NYC Reservists Face Steep Payback

GENERIC: Iraq, War, Soldier, Soldiers, Troops
CBS/AP
More than 1,600 military reservists who took a leave from city jobs to go on active duty after the 2001 terrorist attacks now face repaying months or years of their salaries under a deal initially designed to help them weather the financial stress of their deployments.

When the city employees — mostly police officers — were called up by their reserve units, they each faced the suspension of city pay and benefits while they served.

In a bid to help out, the city proposed a plan to keep those benefits intact by allowing the workers to keep getting city paychecks, as long as they agreed to pay back either their city salary or their military pay — whichever was smaller — when they returned to work.

Nearly everyone took the deal.

But now the employees are being asked to make good on their salary refund promise, and in some cases they are being asked to pay back more than they took home.

The problem, officials said, is that the veterans are obligated to repay their gross salaries, even though a third of that pay went to taxes and other deductions.

The reservists can also get reimbursed for those taxes, but will need to do so through their tax returns, said Martha Hirst, city commissioner of administrative services.

In an additional complication, the city has been calculating stipends the reservists received for military housing and food as part of their military pay, dramatically increasing the total they now owe.

For some workers, the tab can run as high as $200,000. The police department expects to recover $15 million, said Assistant Police Chief Michael Collins.

The city began pressing for the money this week, with hundreds of police officers receiving letters with their paychecks warning them that they must either make payment arrangements within 15 days, or face legal action.

City officials have already waited several years in some cases to begin collecting the money, but some of the police officers said the delay hurt more than it helped.

After hearing nothing from the city for so long about their extra salary, they assumed it would never be collected and stopped saving.

"Like most middle-class Americans, you get a windfall, you fix the roof and the sidewalk and pay off credit-card debt," Michael Donohue, a police sergeant, told The New York Times.
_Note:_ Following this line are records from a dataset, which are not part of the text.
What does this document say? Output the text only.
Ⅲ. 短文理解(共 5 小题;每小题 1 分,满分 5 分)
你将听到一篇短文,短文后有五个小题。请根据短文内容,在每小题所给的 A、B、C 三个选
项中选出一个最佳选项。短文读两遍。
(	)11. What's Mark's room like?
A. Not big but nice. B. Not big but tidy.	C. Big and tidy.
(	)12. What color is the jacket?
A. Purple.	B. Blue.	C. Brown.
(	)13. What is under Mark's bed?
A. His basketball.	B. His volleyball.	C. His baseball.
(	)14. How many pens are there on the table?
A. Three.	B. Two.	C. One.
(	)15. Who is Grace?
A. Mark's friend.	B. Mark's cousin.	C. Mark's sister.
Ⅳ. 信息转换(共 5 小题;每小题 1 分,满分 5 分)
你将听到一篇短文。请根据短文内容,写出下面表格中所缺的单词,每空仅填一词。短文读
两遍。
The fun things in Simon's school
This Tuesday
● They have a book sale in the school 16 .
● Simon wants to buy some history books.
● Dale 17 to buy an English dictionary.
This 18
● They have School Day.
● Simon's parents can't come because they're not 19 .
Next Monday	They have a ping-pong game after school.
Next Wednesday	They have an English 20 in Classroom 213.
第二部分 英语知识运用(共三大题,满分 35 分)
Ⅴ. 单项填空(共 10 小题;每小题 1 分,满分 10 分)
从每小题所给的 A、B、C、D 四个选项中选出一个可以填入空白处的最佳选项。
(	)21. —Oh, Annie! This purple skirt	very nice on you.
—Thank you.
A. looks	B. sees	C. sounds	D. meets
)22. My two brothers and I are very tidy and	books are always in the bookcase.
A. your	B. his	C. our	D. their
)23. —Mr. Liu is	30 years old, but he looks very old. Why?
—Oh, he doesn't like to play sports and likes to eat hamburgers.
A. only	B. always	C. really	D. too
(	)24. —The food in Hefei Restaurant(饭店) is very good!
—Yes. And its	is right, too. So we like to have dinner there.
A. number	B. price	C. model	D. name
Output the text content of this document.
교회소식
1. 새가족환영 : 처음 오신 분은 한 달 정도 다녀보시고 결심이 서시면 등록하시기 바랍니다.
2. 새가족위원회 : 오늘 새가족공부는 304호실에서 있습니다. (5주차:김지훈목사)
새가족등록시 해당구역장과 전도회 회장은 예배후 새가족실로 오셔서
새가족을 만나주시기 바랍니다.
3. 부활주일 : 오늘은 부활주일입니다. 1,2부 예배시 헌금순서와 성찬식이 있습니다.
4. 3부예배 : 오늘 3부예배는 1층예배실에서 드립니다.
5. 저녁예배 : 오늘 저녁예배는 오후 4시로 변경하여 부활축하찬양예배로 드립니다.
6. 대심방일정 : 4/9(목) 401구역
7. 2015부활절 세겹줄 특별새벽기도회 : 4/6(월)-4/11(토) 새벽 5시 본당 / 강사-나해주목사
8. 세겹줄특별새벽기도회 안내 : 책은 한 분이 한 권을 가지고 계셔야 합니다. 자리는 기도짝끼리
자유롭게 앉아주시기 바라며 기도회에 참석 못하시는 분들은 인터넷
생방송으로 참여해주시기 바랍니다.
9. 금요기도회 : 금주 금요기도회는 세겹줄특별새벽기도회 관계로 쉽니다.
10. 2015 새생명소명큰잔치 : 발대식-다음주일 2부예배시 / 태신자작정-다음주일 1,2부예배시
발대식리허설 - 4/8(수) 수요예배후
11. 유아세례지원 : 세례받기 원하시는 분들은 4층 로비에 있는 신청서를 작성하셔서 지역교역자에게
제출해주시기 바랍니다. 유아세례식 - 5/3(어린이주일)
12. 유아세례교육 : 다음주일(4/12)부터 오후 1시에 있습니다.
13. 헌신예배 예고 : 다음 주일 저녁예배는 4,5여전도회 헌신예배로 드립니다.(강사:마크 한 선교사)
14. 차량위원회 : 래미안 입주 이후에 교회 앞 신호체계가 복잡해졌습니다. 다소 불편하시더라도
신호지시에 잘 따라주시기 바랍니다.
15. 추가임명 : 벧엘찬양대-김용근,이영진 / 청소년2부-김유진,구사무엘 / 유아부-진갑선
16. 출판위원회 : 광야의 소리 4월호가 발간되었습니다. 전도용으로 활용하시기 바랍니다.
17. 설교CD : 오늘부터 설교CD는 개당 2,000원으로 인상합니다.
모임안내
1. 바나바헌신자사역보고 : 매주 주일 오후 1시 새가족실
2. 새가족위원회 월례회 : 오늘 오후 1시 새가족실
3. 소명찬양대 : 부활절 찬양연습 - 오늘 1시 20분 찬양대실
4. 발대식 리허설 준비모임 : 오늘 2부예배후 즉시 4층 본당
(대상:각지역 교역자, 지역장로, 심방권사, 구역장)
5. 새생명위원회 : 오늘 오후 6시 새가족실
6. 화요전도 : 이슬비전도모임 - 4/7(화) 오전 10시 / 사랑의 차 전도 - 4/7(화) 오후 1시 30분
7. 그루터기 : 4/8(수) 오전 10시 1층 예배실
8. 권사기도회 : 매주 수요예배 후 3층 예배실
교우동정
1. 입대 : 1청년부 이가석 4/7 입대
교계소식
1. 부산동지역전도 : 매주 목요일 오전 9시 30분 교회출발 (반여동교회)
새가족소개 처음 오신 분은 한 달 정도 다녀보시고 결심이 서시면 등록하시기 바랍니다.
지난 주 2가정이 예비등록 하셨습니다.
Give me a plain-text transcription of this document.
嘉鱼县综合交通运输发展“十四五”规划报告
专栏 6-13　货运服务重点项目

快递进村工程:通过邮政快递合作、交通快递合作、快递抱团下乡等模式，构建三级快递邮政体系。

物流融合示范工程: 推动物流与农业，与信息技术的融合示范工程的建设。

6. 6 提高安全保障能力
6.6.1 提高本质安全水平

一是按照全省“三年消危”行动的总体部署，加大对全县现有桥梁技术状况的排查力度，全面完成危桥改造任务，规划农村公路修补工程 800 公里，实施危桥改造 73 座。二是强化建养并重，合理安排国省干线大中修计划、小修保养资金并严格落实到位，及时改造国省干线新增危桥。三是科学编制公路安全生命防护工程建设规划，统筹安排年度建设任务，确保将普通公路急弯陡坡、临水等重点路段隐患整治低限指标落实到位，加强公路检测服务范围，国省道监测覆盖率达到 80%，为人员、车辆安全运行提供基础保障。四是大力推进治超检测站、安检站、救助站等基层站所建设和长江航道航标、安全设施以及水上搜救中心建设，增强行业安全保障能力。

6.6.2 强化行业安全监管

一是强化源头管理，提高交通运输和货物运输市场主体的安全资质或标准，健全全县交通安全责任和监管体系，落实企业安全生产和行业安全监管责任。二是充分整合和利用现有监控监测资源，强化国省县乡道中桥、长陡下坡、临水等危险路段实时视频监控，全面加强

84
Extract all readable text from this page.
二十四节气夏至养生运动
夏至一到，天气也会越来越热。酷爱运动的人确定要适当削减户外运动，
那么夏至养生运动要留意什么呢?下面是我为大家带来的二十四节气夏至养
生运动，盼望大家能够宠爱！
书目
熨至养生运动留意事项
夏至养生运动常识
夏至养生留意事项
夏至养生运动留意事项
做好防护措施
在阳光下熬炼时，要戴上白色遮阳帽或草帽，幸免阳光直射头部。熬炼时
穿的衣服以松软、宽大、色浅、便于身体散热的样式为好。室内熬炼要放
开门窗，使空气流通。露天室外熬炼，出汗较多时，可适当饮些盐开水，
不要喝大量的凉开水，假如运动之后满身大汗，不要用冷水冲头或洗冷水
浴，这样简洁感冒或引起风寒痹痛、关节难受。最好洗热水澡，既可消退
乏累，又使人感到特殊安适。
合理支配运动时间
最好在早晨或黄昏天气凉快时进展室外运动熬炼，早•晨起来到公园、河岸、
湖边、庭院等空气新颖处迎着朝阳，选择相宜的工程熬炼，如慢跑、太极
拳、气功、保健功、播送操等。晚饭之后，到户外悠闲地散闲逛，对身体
Donohue, a sergeant major in the Army Reserves, said he owed the city about $100,000.

The City Council will consider a resolution Monday asking Mayor Michael Bloomberg to eliminate the housing and food allowances as military income, thus lowering the tab for some workers.

The city also plans to give its workers accounting help to sort out any financial problems, and Hirst said the city would work out "very friendly repayment agreements."